Yes, I use the USDA’s database which you can access here:
Despite being a government organization that is rather corrupt they do use sound science behind their nutritional analysis of various foods and I trust their results. You can also find information about different cooking methods there and the effect it has on nutrition, ie: for broccoli you can find on that website information for, raw broccoli, broccoli leaves, broccoli stalks, broccoli frozen, broccoli boiled, etc.

If you are talking about official Soylent, well nothing is stopping you. Perhaps Rob might say, the vitamins and fiber you would get by adding broccoli is already in Soylent and thus not needed. There are other compounds in plants then those which are considered essential vitamins and thus some might say that broccoli, ground up nuts, berries, etc. is needed to create a better soylent, inwhich case it would be a possibly superior DIY product.

I hope I helped.


I know that for a while the DIY spreadsheet wasn’t totaling correctly, I am not sure if its fixed now or not.
Soylent is a product for people who don’t have time to ‘DIY’ or fear that in their attempts, will make themselves sick.

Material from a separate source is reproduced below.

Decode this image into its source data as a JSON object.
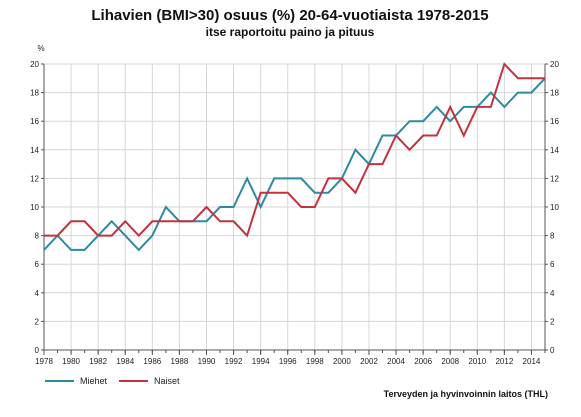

As for the amounts, the USDA’s upper limit is sometimes a best-guess, and an average, based off an average individual, which last I knew for a male was something like, 5’ 9", and some 170lbs, which doesn’t fit every bodies needs or lifestyles. [quote=“Sorlaize, post:1, topic:10429”]
what is to stop me adding vegetables or dried vegetable powder or dried ground up nuts, seeds and berries to Soylent? Why is it not needed?

Because Soylent is already at the 100% values for every nutritional need (when compared to USDA’s list). If you want to add extras, you may go over the recommended values, but these may or my not of negative consequences. Since each person is different, those who DIY tweak it based on their needs and their body’s feedback.


You’ve nicely documented the answer yourself. In your own examples, not one upper limit is violated.